Shì móhēyǎnlùn dìshí guǎng duǎncè 釋摩訶衍論第十廣短册
Short Booklet on the Expanded [Discussion of] Chapter Ten of the Exegesis of the Mahāyāna Commentary by 順繼 (撰)
About the work
A single-fascicle scholastic question-and-answer treatise by 順繼 Junkei — a Late-Kamakura or Nanbokuchō Japanese Shingon scholar — on the tenth chapter of the apocryphal Mohe-yan-lun 釋摩訶衍論 (the Treatise on the Mahāyāna Commentary, a pseudo-Nāgārjuna work attributed to Vajrabodhi-Vajrasattva and a foundational scholastic text of the Heian-Kamakura Tendai-Shingon hermeneutic tradition).
Abstract
Subject: the work treats specifically the 十勸劣向勝不退門 kanjō-retsu-kōshō-futai-mon (Gate of Encouraging the Inferior toward the Superior, Non-Retrogression) — Chapter Ten of the Mohe-yan-lun — and the four-faith principle-contemplation (四信理觀) doctrine.

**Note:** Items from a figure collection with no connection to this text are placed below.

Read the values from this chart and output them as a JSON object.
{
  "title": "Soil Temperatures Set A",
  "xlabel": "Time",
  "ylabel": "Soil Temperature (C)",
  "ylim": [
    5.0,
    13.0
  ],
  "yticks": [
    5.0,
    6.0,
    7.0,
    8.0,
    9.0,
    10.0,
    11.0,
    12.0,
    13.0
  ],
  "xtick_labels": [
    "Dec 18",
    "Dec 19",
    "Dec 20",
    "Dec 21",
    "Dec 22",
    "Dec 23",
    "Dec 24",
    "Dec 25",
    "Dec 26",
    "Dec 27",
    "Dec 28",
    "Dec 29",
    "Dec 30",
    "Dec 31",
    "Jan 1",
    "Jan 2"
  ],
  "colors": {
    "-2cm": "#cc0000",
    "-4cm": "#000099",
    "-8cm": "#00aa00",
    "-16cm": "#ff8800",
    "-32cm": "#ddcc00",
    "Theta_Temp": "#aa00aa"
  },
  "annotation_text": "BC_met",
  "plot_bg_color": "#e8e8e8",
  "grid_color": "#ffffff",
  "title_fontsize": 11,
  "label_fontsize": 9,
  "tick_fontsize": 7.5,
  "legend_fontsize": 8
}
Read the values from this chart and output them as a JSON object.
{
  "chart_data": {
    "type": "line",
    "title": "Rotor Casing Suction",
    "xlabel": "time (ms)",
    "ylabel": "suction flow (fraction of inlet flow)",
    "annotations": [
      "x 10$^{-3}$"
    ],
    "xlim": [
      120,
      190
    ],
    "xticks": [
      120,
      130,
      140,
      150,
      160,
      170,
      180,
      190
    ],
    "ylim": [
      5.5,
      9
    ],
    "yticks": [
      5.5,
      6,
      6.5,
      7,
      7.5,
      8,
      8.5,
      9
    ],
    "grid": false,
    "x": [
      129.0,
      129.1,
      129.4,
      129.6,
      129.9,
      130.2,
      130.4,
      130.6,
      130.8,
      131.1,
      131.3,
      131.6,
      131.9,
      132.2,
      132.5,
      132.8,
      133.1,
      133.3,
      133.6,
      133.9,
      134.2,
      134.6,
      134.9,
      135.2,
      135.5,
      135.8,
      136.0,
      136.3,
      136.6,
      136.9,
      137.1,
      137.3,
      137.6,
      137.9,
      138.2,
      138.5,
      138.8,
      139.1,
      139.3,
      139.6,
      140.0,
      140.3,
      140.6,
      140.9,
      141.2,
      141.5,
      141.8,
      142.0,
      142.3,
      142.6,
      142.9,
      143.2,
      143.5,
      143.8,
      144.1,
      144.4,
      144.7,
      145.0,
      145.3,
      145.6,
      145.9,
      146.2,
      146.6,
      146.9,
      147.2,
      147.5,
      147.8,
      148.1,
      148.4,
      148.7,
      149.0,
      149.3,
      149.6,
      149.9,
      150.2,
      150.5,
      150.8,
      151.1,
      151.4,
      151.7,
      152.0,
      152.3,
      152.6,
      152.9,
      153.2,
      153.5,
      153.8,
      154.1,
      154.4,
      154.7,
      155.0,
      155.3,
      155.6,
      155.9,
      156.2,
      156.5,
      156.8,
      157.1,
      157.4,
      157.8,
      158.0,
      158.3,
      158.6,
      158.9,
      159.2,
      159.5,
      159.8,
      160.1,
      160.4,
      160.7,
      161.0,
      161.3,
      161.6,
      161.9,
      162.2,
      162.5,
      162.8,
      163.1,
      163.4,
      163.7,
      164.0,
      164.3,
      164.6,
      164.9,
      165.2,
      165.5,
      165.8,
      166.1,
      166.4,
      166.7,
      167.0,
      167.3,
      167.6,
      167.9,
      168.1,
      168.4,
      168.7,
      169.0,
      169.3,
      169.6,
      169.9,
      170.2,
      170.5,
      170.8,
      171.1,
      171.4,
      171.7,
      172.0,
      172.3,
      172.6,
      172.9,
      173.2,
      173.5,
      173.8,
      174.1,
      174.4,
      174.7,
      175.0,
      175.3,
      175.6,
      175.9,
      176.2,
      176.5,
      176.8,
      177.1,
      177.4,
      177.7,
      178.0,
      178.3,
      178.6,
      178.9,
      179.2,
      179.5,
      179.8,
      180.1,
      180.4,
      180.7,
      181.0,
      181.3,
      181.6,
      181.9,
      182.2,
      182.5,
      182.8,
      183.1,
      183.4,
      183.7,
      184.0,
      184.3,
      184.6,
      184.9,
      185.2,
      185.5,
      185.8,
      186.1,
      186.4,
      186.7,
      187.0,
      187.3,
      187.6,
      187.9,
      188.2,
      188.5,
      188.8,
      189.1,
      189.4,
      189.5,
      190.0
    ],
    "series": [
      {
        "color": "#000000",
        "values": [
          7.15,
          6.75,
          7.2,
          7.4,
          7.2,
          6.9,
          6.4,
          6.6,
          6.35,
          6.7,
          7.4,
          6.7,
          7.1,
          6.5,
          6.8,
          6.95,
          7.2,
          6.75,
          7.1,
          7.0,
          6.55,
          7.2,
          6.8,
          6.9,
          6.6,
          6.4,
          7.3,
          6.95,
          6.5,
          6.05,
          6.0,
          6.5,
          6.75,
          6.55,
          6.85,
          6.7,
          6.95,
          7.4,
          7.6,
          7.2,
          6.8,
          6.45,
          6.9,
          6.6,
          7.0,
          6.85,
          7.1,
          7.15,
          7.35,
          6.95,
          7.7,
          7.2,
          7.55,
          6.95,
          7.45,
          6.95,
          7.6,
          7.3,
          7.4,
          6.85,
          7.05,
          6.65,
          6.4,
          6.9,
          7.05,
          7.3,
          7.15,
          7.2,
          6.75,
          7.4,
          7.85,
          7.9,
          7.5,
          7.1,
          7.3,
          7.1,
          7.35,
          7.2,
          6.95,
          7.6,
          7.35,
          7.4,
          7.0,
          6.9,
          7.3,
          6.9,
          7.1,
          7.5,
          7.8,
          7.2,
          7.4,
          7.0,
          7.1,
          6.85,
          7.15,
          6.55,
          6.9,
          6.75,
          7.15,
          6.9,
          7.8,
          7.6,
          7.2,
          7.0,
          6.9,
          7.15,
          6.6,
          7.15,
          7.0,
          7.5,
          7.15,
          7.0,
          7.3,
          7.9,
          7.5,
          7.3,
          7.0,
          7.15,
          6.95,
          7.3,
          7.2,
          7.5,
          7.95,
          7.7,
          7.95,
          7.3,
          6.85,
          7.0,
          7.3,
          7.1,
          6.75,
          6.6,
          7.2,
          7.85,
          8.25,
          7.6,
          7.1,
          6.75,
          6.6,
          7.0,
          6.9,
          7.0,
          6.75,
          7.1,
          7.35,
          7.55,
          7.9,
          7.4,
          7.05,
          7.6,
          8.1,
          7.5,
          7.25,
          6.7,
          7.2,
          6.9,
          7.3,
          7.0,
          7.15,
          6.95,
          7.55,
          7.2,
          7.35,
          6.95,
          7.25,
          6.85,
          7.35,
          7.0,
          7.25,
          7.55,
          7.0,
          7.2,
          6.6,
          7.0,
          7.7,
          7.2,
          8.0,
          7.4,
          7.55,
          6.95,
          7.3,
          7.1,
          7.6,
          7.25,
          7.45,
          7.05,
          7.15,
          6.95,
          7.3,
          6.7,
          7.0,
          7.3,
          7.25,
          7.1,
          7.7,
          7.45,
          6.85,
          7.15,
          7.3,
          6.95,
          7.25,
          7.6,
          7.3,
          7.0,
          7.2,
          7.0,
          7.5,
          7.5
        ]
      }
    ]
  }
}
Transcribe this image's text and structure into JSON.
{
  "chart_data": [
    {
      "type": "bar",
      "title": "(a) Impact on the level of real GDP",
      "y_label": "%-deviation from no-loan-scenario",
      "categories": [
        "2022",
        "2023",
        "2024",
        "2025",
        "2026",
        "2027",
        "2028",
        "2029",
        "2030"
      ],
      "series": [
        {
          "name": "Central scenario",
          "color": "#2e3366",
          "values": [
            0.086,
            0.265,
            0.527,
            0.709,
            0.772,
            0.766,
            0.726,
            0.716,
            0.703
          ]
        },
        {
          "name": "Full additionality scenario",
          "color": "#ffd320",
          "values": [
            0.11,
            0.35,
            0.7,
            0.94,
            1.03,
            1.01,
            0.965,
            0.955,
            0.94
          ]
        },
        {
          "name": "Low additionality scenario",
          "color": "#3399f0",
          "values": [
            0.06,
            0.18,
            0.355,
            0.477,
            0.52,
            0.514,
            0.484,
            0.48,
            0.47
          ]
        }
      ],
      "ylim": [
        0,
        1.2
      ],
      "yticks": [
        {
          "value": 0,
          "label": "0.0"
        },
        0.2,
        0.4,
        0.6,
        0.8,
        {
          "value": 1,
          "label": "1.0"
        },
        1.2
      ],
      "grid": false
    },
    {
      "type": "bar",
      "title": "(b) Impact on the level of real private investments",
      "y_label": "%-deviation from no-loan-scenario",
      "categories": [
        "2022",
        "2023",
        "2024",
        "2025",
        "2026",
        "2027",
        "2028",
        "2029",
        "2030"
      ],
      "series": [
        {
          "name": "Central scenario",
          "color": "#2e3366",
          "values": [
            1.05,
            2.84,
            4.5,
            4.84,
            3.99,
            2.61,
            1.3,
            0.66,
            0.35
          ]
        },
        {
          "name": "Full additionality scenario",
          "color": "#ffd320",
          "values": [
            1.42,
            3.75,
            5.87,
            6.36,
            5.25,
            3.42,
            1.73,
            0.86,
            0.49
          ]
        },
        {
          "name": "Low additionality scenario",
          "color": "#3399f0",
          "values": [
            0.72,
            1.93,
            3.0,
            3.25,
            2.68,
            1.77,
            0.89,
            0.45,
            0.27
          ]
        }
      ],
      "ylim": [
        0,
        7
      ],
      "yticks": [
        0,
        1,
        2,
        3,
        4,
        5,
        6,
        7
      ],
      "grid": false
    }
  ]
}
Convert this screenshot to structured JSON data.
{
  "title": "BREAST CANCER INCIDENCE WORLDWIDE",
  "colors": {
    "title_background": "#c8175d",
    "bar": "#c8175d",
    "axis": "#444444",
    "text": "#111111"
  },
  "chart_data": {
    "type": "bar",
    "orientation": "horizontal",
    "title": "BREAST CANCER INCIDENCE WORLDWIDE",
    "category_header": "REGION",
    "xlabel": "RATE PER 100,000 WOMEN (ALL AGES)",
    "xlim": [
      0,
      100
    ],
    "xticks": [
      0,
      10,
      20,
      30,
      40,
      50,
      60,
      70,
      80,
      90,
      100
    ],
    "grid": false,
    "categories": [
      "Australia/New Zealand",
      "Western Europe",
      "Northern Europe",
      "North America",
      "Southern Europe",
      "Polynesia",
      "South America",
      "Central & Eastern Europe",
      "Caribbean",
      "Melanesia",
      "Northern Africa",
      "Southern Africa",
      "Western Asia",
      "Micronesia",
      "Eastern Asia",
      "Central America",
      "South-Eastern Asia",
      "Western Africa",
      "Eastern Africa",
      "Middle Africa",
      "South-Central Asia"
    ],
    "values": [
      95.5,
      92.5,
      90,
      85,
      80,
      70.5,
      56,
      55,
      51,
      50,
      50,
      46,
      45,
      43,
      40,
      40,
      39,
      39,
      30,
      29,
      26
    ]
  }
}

The chapter is one of the foundational doctrinal sections of the Mohe-yan-lun, treating the anāgāmin (non-returning) bodhisattva-stages and the contemplative realization of the suchness dharma-body.
Method: a sequential question-and-answer scholastic dispute. Representative opening: “Q: The treatise says: ‘If one contemplates that Buddha’s true-suchness dharma-body…’ What is the intent of this passage? A: To praise the self-utterance, the treatise quotes the sūtra-passage, saying ‘contemplating that Buddha’s true-suchness dharma-body’ — that is the meaning. Q: That being so, this contemplation-gate is the practice of the four-mind lower-grade person? A: On this matter scholars’ opinions diverge and are not unified. But adopting one position: this is the four-mind lower-grade contemplation-gate. Q: Your reply is not clear; in general, signless-principle contemplation belongs to the deeper positions…” The text proceeds through a series of such question-and-answer exchanges, treating successive scholastic problems within the chapter.
Significance: a documentary witness to the late-Kamakura / Nanbokuchō Shingon-Tendai scholastic tradition surrounding the Mohe-yan-lun. The work is a tanzaku (短册 — short booklet) genre piece, typical of the scholastic kuden literature of the period.
Translations and research
- No substantial Western-language secondary literature located.
- For the Mohe-yan-lun in the East Asian Buddhist scholastic tradition see Vorenkamp, Dirck, An English Translation of Fa-tsang’s Commentary on the Awakening of Faith, Lewiston, NY: Edwin Mellen Press, 2004; the Mohe-yan-lun itself remains untranslated in Western languages.